Grow’s parents, Earl and Dorothy, were always close by with permanent smiles pasted on their faces, their elation over the community’s support of their little boy palpable. When Franklin introduced Grow, the energetic youngster ran to join the Globetrotters at midcourt while the crowd roared. Maddox used her backside to bump a pass to Franklin, who spun the tri-colored basketball around his back and on his index finger, all while a transfixed Grow kept his eyes on the rock, like an anxious puppy waiting for a treat.
When Franklin softly elbowed the ball into Grow’s mitts, the crowd cheered. Then, when KG3 unleashed his own ball-handling skills and trick-dribbling maneuvers, they cheered even louder.
When the assembly was over (Grow swished the only attempt he took, a foul-line jumper that he drained with ease), he signed autographs and took pictures with adoring fans. After all, it’s not all that often that a classmate moonlights as a dual member of both the Sixers and Globetrotters, so the desire for keepsakes was through the roof. (A few days later, on Sunday, Grow joined the Globetrotters on the court at the Wells Fargo Center, the same place he had suited up as a Sixer against the Cleveland Cavaliers last month.)

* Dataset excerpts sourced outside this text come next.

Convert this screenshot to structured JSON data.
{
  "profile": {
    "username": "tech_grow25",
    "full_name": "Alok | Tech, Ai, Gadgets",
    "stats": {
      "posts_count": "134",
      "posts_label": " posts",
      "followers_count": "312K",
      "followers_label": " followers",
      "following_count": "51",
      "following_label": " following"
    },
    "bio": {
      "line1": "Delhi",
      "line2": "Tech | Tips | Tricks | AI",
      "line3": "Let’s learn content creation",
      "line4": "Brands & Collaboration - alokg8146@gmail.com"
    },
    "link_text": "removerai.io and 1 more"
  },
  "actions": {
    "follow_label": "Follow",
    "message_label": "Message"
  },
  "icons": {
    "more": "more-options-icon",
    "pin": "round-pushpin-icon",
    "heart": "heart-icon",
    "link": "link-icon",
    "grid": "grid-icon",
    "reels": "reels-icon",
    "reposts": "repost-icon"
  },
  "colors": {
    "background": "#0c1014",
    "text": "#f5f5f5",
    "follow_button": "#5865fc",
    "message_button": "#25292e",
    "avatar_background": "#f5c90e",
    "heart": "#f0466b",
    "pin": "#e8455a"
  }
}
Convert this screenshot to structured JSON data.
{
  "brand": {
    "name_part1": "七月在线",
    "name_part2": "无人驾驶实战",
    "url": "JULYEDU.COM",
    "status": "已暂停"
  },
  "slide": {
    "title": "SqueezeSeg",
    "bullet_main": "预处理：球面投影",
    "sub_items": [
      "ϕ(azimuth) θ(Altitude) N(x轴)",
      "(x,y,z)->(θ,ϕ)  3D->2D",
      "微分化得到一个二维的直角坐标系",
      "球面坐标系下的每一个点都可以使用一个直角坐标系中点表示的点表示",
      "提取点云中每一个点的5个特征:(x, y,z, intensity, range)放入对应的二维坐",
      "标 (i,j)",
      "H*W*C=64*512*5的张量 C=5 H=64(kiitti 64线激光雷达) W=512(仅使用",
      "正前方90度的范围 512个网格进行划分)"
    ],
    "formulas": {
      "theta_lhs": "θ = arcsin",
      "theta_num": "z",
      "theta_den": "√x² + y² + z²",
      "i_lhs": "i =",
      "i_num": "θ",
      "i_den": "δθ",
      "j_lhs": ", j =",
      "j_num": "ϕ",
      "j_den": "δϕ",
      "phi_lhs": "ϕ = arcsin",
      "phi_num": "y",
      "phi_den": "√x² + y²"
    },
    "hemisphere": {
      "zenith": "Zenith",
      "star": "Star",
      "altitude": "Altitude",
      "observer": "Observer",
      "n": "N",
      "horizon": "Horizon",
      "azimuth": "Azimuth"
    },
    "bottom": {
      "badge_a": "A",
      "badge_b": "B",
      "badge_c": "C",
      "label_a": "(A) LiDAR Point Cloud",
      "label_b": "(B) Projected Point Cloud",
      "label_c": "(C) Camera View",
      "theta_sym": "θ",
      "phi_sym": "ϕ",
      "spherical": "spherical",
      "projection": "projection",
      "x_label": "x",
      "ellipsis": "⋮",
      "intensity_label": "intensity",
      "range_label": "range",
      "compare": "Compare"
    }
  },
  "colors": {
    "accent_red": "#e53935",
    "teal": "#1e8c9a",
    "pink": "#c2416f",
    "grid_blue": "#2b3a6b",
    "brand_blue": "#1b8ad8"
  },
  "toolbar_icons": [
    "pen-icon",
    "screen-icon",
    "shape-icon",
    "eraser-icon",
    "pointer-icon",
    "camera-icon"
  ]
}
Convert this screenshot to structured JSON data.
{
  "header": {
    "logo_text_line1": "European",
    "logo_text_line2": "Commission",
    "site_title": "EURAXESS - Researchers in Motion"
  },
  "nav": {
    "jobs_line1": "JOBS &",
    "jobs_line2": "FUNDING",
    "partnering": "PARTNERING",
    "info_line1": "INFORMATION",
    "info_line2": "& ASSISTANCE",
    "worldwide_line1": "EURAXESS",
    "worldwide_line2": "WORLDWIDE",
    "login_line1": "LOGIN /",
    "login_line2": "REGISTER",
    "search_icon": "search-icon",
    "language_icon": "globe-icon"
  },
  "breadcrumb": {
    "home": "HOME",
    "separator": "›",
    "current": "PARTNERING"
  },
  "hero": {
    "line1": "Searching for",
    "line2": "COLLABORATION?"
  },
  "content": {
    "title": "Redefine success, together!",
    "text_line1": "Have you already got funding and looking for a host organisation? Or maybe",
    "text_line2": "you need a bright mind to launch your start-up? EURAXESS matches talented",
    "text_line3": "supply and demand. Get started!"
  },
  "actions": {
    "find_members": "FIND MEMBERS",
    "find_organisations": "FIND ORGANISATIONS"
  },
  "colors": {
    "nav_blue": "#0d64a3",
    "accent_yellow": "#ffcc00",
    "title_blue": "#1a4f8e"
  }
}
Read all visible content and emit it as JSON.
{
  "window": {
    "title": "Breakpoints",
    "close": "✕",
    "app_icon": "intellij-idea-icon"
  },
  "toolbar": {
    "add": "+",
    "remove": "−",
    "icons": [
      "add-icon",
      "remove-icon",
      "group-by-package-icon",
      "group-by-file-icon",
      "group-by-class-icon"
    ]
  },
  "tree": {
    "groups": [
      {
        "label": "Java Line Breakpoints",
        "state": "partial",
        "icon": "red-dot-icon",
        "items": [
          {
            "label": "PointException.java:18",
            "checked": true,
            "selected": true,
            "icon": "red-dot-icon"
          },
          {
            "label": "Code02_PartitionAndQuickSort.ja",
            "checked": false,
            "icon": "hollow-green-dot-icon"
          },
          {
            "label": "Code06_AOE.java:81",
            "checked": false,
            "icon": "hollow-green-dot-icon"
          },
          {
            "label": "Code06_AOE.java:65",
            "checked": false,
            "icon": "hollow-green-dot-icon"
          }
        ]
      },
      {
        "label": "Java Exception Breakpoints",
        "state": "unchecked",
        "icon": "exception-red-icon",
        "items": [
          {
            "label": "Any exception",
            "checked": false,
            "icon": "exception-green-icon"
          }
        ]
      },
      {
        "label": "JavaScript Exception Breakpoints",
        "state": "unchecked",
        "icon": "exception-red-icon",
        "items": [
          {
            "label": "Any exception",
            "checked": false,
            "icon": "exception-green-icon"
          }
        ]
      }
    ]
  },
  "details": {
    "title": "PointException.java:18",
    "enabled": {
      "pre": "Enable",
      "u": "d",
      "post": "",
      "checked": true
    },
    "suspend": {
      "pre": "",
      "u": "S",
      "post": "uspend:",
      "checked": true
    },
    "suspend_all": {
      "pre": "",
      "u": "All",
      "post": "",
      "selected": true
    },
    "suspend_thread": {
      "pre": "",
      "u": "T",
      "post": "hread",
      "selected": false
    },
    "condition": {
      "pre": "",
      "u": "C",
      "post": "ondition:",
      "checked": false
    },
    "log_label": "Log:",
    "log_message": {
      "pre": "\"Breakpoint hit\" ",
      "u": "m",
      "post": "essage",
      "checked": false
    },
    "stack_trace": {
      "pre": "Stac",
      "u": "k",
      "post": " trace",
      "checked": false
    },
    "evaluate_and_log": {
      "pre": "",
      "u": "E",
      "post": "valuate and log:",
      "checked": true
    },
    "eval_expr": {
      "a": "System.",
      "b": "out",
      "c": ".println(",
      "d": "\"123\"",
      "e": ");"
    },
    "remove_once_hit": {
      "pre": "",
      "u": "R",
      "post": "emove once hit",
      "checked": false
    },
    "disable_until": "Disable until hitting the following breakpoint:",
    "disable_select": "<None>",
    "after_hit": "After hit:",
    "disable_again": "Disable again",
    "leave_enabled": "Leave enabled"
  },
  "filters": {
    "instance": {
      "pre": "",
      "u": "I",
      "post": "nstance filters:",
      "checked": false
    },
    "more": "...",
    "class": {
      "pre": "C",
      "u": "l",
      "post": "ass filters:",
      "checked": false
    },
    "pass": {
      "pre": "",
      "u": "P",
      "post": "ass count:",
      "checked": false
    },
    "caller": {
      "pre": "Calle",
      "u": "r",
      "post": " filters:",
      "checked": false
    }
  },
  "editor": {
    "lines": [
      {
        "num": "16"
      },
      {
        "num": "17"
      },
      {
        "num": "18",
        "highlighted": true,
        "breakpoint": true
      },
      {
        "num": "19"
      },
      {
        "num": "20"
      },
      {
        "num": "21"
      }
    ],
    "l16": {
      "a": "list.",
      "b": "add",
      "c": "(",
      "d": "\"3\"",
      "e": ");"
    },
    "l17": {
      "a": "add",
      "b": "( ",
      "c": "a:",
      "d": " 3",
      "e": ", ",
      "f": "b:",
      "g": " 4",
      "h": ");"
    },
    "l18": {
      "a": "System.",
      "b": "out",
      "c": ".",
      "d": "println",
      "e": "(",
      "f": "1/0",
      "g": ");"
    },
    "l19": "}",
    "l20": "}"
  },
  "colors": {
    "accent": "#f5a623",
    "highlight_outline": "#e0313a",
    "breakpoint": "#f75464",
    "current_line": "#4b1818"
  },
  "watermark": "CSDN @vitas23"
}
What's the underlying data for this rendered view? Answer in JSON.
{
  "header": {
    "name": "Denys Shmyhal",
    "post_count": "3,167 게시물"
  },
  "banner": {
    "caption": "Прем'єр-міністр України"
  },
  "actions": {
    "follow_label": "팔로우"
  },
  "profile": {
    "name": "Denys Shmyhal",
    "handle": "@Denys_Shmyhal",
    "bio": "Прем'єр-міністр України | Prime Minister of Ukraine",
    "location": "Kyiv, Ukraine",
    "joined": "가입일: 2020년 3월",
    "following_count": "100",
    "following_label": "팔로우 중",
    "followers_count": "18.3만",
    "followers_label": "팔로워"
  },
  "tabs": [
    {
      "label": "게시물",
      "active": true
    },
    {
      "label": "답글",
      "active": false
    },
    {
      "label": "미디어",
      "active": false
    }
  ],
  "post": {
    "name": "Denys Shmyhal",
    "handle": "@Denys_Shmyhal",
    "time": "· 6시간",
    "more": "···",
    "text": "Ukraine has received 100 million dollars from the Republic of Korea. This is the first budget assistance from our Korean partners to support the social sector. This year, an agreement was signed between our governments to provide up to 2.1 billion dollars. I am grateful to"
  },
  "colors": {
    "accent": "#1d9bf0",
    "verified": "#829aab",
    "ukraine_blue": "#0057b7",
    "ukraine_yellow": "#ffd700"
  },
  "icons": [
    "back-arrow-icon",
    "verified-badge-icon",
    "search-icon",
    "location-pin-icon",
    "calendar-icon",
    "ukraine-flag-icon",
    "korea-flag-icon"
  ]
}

Kevin doesn’t say all that much, but that’s just fine. He doesn’t have to. His enduring passion for life in the face of adversity should serve as a beacon of hope for any kid who has ever felt different, lost or confused in those vulnerable, sometimes unforgiving teenage years. The actions of Grow’s teammates, whom Franklin called “The Bensalem Dream Team,” spoke louder than any words ever could.
And despite all the media attention, Kevin is still the same Kevin he’s always been, the same young man those close to him have always adored so much. It hasn’t changed him or his outlook on life, which always came with a smile and a hug even before the Sixers and Globetrotters came calling.
But he has changed all of those who have been lucky enough to witness his story. It’s safe to say everybody in the gymnasium that day left inspired and uplifted, hoping to bottle up Kevin’s unbreakable spirit to take part of him home with them to keep on a shelf for when they need it most.
Handles Franklin sure will, no matter where in the world the Harlem Globetrotters take him next.
“If I’m going to tell you anything real, it’s this: believe in yourselves, and believe in your dreams,” he said. “TNT, she plays every single night against professional males. She’s a tribute to the fact that you can do anything you put your mind to, no matter what. I heard about the Harlem Globetrotters when I was 6 years old on a Scooby Doo cartoon. I said that’s what I want to do with my life. I would dribble the ball everywhere, and people would say it’s impossible. Now, I travel around the world, dribbling a basketball for a living.